If ever there were a time to bet on domestic mineral projects, it might be now. At the end of March, President Joe Biden invoked the Defense Production Act to boost production of EV battery minerals such as lithium, nickel, cobalt, graphite and manganese.

But extracting lithium from geothermal brines has never been done before at scale, so it remains to be seen whether the electric-vehicle industry, the local community and/or the environment will actually benefit.

Lithium Valley

This isn’t the first time there’s been interest in lithium recovery at the Salton Sea. Hyped start-up Simbol Materials developed a demonstration plant, but the company ceased operations in 2015 after a failed acquisition attempt by Tesla and never developed a commercial-scale facility.

Since then, demand for lithium has shot up and, after falling sharply in 2018, prices are surging once again, incentivizing projects that might not have been economical before. If the current trio of companies can prove their technology works, they stand to make a lot of money from the hundreds of thousands of tons of lithium in the area.

“The Salton Sea field, fully developed, could well serve over 600,000 tons a year, when the world production is less than 400 [thousand] now,” said Rod Colwell, CEO of CTR.

Unlike Berkshire Hathaway and EnergySource, CTR doesn’t have any geothermal power plants in the region, so it’s building a joint geothermal and lithium recovery facility all at once. Currently, the company is constructing a demonstration plant and plans to open its first full-scale facility by the beginning of 2024, providing 20,000 tons of lithium to GM.

Colwell estimates that CTR’s first plant will cost just shy of $1 billion, a steeper price per ton of lithium than many traditional lithium recovery projects. But all three companies expect that price to drop as the technology develops further.

CTR is using ion-exchange technology, which it developed in partnership with Bay Area-based Lilac Solutions, to recover lithium. In this method, geothermal brine flows through tanks filled with ceramic beads, which absorb lithium from the brine. When the beads are saturated, the lithium is flushed out with hydrochloric acid, and lithium chloride remains. This is an intermediary product that CTR plans to refine on-site, yielding lithium carbonate or lithium hydroxide, a powder that’s ready to be processed and transformed into precursor chemicals and then manufactured into battery cells.
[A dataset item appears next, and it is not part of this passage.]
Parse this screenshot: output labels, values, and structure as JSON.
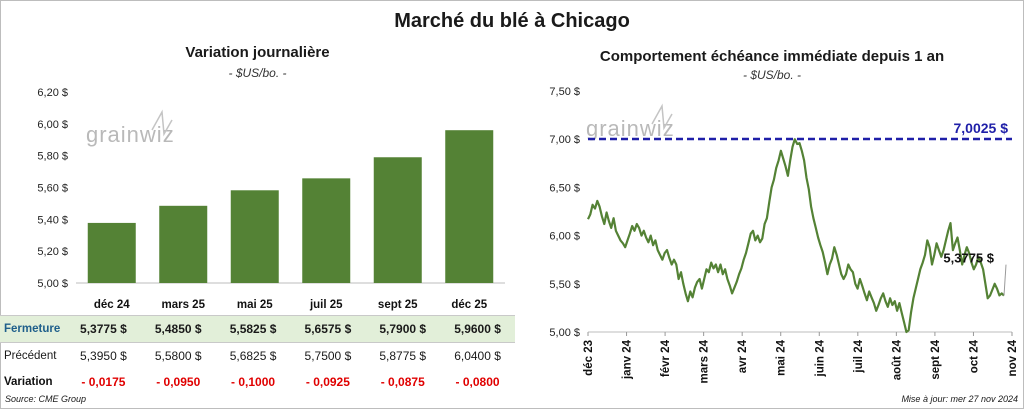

Berkshire Hathaway is also using ion-exchange technology, though the company hasn’t revealed as many specifics as CTR about how it will work.

EnergySource has developed technology known as Integrated Lithium Adsorption Desorption, or ILiAD, and it’s jumping straight into building a full-scale facility, which it expects to be operational by 2024.

What we see in terms of production costs is that geothermal brine should be around the first quartile in terms of market competitiveness,” said Derek Benson, CEO of EnergySource.

Notably, all three companies plan to refine the lithium on-site, a process that normally takes place overseas. But the companies aren’t equipped to handle additional steps, such as chemical processing and battery cell manufacturing, which still primarily take place in Asia.

“The rest of the supply chain hopefully in the coming years will also be developed in the U.S.,” said Knapp, “so that we’re able to go straight from lithium and other minerals in the ground to batteries that we’re using to run our infrastructure.”

EV battery maker Italvolt recently announced plans to launch a new company, Statevolt, with the intent to build a $4 billion gigafactory in Imperial Valley that would produce enough lithium-ion batteries for 650,000 electric vehicles per year. Statevolt signed a letter of intent to source lithium and geothermal power from CTR, but did not respond to CNBC’s inquiry about whether it will do chemical processing on-site.